The remarks, which received widespread media coverage, were described as “somewhat insensitive” by Prime Minister Scott Morrison and sparked a backlash on Twitter with a #boycottVirgin campaign trending on the social media platform.
READ: Virgin plays down CEO’s comments on COVID deaths
Hrdlicka was essentially stating what everyone knows — Australia will eventually have to re-open to the rest of the world.
The question is not whether this will be done but how and when it will be done and, for now, the Australian public is in the dark about the nature and timing of that plan.
While the Virgin boss is not the first person to make this point, the comment about people dying was widely seen as a blunder.
Not helping was the fact she is the Australian face of a US private equity firm keen to get a return on its investment and seen as rapacious in some quarters.
Morrison noted during a doorstop in the Queensland town of Caboolture on Tuesday that 910 Australians had lost their lives.
“Every single one of those lives was a terrible tragedy, and it doesn’t matter how old they were,’’ he said.
“Some were younger, some were older. They were someone’s mum, someone’s dad, someone’s aunty, someone’s cousin, brother, sister, friend.
“Nine hundred and ten, all felt extremely consciously by those loved ones around them. And so, no, I find it very difficult to have any truck with what was said there.”

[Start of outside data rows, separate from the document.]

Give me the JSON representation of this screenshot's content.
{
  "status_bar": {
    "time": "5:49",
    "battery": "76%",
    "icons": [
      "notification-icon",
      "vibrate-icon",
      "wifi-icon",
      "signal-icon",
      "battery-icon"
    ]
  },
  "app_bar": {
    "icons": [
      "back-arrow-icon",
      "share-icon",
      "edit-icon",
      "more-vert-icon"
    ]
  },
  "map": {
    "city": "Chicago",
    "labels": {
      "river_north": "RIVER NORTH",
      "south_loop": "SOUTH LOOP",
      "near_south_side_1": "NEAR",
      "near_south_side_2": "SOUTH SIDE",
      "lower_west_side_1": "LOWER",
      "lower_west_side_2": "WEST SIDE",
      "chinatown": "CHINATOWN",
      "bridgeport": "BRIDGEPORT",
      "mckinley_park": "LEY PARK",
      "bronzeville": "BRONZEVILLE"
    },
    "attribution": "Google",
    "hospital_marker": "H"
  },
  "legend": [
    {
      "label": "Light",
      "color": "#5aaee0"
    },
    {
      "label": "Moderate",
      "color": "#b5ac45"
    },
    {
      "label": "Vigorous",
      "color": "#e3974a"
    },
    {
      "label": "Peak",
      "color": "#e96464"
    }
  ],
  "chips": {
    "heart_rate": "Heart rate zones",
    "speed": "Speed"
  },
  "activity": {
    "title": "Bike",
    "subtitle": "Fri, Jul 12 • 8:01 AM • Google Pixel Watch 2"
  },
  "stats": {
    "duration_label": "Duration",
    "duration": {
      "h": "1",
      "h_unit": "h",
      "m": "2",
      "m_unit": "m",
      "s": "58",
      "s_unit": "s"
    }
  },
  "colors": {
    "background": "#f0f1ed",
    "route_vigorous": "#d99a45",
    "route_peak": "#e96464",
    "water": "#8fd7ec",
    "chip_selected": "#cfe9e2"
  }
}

The Twitterati were blunter, many asking what the airline would consider an acceptable number of deaths to boost its business and accusing it of putting profits ahead of people.
A number said they were previously Virgin customers but would not fly with the airline again.
Virgin, which says the remarks are being taken out of context, attempted to counter the flood of criticism.
“The safety of our guests has always been our number one priority – nothing will change that,’’ it tweeted.
“We have worked in lock-step with State and Federal governments to put the health and safety of Australians first, and we’ll keep doing that as we learn to live with COVID-19.”